Pour François Bayrou (MoDem) qui a qualifié ce redéploiement d’ »injuste » et « insoutenable », « le RSA est évidemment parfaitement fondé, mais la solidarité ne peut pas être mise à la charge des plus pauvres, sans qu’il soit fait appel en quoi que ce soit aux plus riches ».
Même son de cloche du côté des syndicats.
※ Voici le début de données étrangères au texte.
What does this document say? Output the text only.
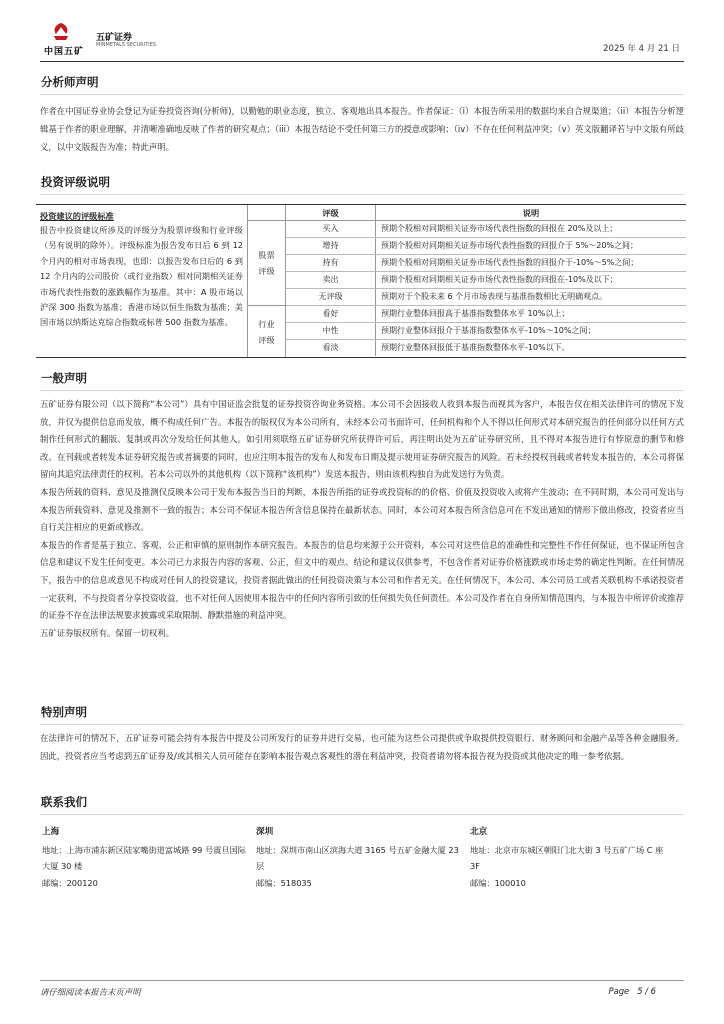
中国五矿
五矿证券
MINMETALS SECURITIES	2025 年 4 月 21 日
分析师声明
作者在中国证券业协会登记为证券投资咨询(分析师)，以勤勉的职业态度，独立、客观地出具本报告。作者保证：（i）本报告所采用的数据均来自合规渠道；（ii）本报告分析逻辑基于作者的职业理解，并清晰准确地反映了作者的研究观点；（iii）本报告结论不受任何第三方的授意或影响；（iv）不存在任何利益冲突；（v）英文版翻译若与中文版有所歧义，以中文版报告为准；特此声明。
投资评级说明
投资建议的评级标准
报告中投资建议所涉及的评级分为股票评级和行业评级（另有说明的除外）。评级标准为报告发布日后 6 到 12 个月内的相对市场表现，也即：以报告发布日后的 6 到 12 个月内的公司股价（或行业指数）相对同期相关证券市场代表性指数的涨跌幅作为基准。其中：A 股市场以沪深 300 指数为基准；香港市场以恒生指数为基准；美国市场以纳斯达克综合指数或标普 500 指数为基准。
评级	说明
股票评级
买入	预期个股相对同期相关证券市场代表性指数的回报在 20%及以上；
增持	预期个股相对同期相关证券市场代表性指数的回报介于 5%～20%之间；
持有	预期个股相对同期相关证券市场代表性指数的回报介于-10%～5%之间；
卖出	预期个股相对同期相关证券市场代表性指数的回报在-10%及以下；
无评级	预期对于个股未来 6 个月市场表现与基准指数相比无明确观点。
行业评级
看好	预期行业整体回报高于基准指数整体水平 10%以上；
中性	预期行业整体回报介于基准指数整体水平-10%～10%之间；
看淡	预期行业整体回报低于基准指数整体水平-10%以下。
一般声明
五矿证券有限公司（以下简称“本公司”）具有中国证监会批复的证券投资咨询业务资格。本公司不会因接收人收到本报告而视其为客户，本报告仅在相关法律许可的情况下发放，并仅为提供信息而发放，概不构成任何广告。本报告的版权仅为本公司所有，未经本公司书面许可，任何机构和个人不得以任何形式对本研究报告的任何部分以任何方式制作任何形式的翻版、复制或再次分发给任何其他人。如引用须联络五矿证券研究所获得许可后，再注明出处为五矿证券研究所，且不得对本报告进行有悖原意的删节和修改。在刊载或者转发本证券研究报告或者摘要的同时，也应注明本报告的发布人和发布日期及提示使用证券研究报告的风险。若未经授权刊载或者转发本报告的，本公司将保留向其追究法律责任的权利。若本公司以外的其他机构（以下简称“该机构”）发送本报告，则由该机构独自为此发送行为负责。
本报告所载的资料、意见及推测仅反映本公司于发布本报告当日的判断，本报告所指的证券或投资标的的价格、价值及投资收入或将产生波动；在不同时期，本公司可发出与本报告所载资料、意见及推测不一致的报告；本公司不保证本报告所含信息保持在最新状态。同时，本公司对本报告所含信息可在不发出通知的情形下做出修改，投资者应当自行关注相应的更新或修改。
本报告的作者是基于独立、客观、公正和审慎的原则制作本研究报告。本报告的信息均来源于公开资料，本公司对这些信息的准确性和完整性不作任何保证，也不保证所包含信息和建议不发生任何变更。本公司已力求报告内容的客观、公正，但文中的观点、结论和建议仅供参考，不包含作者对证券价格涨跌或市场走势的确定性判断。在任何情况下，报告中的信息或意见不构成对任何人的投资建议，投资者据此做出的任何投资决策与本公司和作者无关。在任何情况下，本公司、本公司员工或者关联机构不承诺投资者一定获利，不与投资者分享投资收益，也不对任何人因使用本报告中的任何内容所引致的任何损失负任何责任。本公司及作者在自身所知情范围内，与本报告中所评价或推荐的证券不存在法律法规要求披露或采取限制、静默措施的利益冲突。
五矿证券版权所有。保留一切权利。
特别声明
在法律许可的情况下，五矿证券可能会持有本报告中提及公司所发行的证券并进行交易，也可能为这些公司提供或争取提供投资银行、财务顾问和金融产品等各种金融服务。因此，投资者应当考虑到五矿证券及/或其相关人员可能存在影响本报告观点客观性的潜在利益冲突，投资者请勿将本报告视为投资或其他决定的唯一参考依据。
联系我们
上海
地址：上海市浦东新区陆家嘴街道富城路 99 号震旦国际大厦 30 楼
邮编：200120
深圳
地址：深圳市南山区滨海大道 3165 号五矿金融大厦 23 层
邮编：518035
北京
地址：北京市东城区朝阳门北大街 3 号五矿广场 C 座 3F
邮编：100010
请仔细阅读本报告末页声明	Page 5 / 6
François Chérèque (CFDT), s’est dit inquiet de la mesure qui renvoie « une image détestable » aux populations les plus modestes qui « touchent parfois 100 euros par mois de prime pour l’emploi, ce qui leur fait un 13e mois ».
De son côté, la CGT déplore que la généralisation du RSA soit financée par l’ »amputation de la Prime pour l’emploi aujourd’hui versée à plusieurs milliers de salariés modestes ». « Je ne pense pas que ce soit l’égalité », a ainsi dénoncé Jean-Christophe Le Duigou, un de ses dirigeants.
Face à ses critiques, le Haut Commissaire estime que « cela fait des années que, rapport après rapport, on dit que la Prime pour l’emploi est diluée, qu’elle n’est pas efficace et ne va pas là où c’est nécessaire ».
Il a également précisé qu’ »un milliard de cette somme va vers les catégories les plus aisées de la population » alors que le coût total de cette prime pour le retour à l’emploi ou la poursuite d’une activité professionnelle est de 4 milliards en 2007 pour près de 9 millions de bénéficiaires, selon le ministère.
M. Hirsch a estimé sur RTL qu’ »on n’est pas en train de déshabiller Pierre pour habiller Paul ». « On est en train d’habiller Pierre et Paul. Pierre c’est celui qui est au RMI et qui n’arrive pas à retravailler, Paul c’est celui qui travaille aujourd’hui et qui reste travailleur pauvre ».